AMD A10 7800 APU/8GB 2400MHz DDR3 | Lowest Filtering Settings | 16x Anisotropic Filtering |
---|---|---|
Grand Theft Auto 5, Normal Settings, 1080p | 32.3 (no filtering) | 32.11 |
Tomb Raider, Low Settings, 1080p | 42.6 (bilinear) | 42.0 |
Tomb Raider, Medium Settings, 1080p | 30.4 (bilinear) | 29.2 |
Project Cars, Low Settings, 1080p | 27.0 (trilinear) | 27.0 |
Shadow of Mordor, Low Settings, 1080p | 27.0 (2x AF) | 26.7 |
Overall, while we now have direct information on why texture filtering is an issue at all on the new wave of consoles, it's fair to say that there are still some outstanding mysteries - not least why Xbox One titles often appear to feature visibly better texture filtering than PS4 equivalents, despite its demonstrably less capable GPU component. One experienced multi-platform developer we spoke to puts forward an interesting theory that resolution is a major factor. This generation has shown PS4 and Xbox One striking 1080p across many titles, but it's often the case that Microsoft's platform resides at a lower number - typically 900p as the relative figure - with Evolve and Project Cars being two recent cases where texture filtering favours Xbox One.
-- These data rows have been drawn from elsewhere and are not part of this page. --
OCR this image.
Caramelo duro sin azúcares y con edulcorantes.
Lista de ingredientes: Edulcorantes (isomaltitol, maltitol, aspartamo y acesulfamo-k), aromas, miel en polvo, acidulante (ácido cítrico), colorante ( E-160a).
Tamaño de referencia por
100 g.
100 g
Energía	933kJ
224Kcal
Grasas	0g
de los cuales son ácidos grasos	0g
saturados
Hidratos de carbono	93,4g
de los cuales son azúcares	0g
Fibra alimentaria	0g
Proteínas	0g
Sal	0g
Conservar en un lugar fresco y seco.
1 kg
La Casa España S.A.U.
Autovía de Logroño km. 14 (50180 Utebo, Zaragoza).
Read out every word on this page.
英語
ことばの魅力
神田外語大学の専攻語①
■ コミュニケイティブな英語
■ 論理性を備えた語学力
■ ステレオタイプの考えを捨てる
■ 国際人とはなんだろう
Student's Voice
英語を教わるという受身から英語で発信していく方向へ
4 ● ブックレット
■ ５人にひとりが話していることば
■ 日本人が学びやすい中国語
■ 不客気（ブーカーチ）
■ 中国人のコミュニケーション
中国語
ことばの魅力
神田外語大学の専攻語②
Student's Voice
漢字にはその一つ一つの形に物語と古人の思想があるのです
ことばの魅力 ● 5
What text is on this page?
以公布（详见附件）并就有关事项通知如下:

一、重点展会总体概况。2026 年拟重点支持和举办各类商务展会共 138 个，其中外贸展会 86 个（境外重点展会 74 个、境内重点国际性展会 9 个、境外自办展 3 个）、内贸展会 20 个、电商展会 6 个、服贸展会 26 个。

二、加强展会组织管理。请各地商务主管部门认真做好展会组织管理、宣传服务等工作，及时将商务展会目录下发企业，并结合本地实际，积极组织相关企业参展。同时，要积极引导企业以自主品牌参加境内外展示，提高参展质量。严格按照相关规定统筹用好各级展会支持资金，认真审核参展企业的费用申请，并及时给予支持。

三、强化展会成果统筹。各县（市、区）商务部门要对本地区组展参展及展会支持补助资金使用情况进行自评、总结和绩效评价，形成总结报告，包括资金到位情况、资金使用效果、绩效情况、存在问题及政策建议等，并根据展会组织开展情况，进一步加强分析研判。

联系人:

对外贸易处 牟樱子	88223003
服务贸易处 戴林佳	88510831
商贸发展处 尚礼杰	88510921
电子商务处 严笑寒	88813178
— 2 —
"Generally PS4 titles go for 1080p and Xbox One for 900p," he says. "Anisotropic filtering is very expensive, so it's an easy thing for the PS4 devs to drop (due to the higher resolution) to gain back performance, as very few of them can hold 1080p with AF. Xbox One, as it is running at lower res, can use the extra GPU time to do expensive AF and improve the image."
It's a theory that holds strong in some games, but not in others - such as Tony Hawk's Pro Skater 5, Strider, PayDay 2: Crimewave Edition or even Dishonored: Definitive Edition. In these four cases, both PS4 and Xbox One are matched with a full native 1920x1080 resolution, and yet Xbox One remains ahead in filtering clarity in each game.
Either way, the precise reason why PS4 and Xbox One are still often divided like this is an issue that still eludes full explanation. However, certain points are clearer now; we know unified memory has immense advantages for consoles, but also that bandwidth plays a bigger part in texture filtering quality than anticipated. And while PS4 and Xbox One have a lot in common with PC architecture, their designs are still fundamentally different in ways that haven't yet been fully explained. Responses from developers here have been insightful, but the complete answer remains out of grasp - at least for now.